What is mixed precision training and why does it matter?
Mixed precision training stores weights and activations in float16 (or bfloat16) for forward/backward passes while keeping a float32 master copy of weights for the update step. This halves memory usage and delivers 2–4x throughput on modern tensor cores, with negligible accuracy loss when used with loss scaling.
How to think about it
float32 uses 4 bytes per value. float16 uses 2 bytes. Halving the storage of activations — which dominate GPU memory during training — means either a 2x larger batch or a 2x larger model fits on the same hardware. Modern GPUs (A100, H100) run float16 matrix multiplications in specialised tensor cores at 2–4x the throughput of float32.
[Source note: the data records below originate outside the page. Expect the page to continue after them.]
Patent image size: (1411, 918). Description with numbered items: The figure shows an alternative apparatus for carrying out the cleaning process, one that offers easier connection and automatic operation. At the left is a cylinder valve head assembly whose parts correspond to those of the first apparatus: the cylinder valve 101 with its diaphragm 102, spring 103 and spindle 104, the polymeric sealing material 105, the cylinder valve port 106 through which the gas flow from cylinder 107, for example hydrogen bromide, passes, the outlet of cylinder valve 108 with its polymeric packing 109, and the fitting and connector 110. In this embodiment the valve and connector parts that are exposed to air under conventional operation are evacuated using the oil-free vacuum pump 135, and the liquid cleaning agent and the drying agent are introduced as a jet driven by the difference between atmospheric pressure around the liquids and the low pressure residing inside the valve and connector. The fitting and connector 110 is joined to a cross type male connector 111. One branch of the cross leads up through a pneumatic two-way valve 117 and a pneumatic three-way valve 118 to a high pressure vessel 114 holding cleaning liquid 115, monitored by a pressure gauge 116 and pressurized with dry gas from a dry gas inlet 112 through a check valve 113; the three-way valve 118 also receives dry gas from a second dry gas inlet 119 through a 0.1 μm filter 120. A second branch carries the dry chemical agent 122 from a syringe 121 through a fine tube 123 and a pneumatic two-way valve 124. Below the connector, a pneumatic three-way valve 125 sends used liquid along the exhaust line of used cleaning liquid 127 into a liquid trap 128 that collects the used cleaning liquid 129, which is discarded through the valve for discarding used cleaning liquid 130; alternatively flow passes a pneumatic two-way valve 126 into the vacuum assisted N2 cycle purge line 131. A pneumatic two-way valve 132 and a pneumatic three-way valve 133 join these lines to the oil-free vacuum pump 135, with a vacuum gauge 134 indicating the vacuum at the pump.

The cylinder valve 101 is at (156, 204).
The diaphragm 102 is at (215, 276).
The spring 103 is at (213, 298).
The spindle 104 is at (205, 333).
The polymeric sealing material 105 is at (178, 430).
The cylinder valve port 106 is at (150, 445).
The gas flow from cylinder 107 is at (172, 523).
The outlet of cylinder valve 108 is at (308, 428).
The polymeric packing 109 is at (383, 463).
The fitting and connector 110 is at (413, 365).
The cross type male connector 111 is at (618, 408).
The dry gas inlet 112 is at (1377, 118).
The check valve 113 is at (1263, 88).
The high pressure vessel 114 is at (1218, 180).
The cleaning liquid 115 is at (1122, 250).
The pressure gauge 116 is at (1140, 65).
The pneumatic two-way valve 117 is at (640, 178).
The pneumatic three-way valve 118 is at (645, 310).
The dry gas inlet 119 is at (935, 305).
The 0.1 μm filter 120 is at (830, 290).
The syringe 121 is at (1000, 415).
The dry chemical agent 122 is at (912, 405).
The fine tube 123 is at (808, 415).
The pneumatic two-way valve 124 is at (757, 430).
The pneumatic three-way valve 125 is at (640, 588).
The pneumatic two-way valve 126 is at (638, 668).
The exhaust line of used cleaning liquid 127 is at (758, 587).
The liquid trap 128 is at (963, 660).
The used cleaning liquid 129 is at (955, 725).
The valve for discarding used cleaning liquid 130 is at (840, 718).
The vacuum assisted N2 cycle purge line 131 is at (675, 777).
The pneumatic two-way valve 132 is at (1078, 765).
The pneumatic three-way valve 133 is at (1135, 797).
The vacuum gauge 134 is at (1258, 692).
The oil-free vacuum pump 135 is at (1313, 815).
Why keep a float32 master copy?
Gradient updates are tiny (often 1e-7 or smaller). float16 underflows values below ~6e-5, silently zeroing out small gradient components. The optimizer step is therefore kept in float32 so precision is not lost during the weight update.
Loss scaling
Because float16 gradients underflow, PyTorch’s GradScaler multiplies the loss by a large scale factor before backprop (shifting gradient magnitudes into the representable range), then unscales before the optimizer step.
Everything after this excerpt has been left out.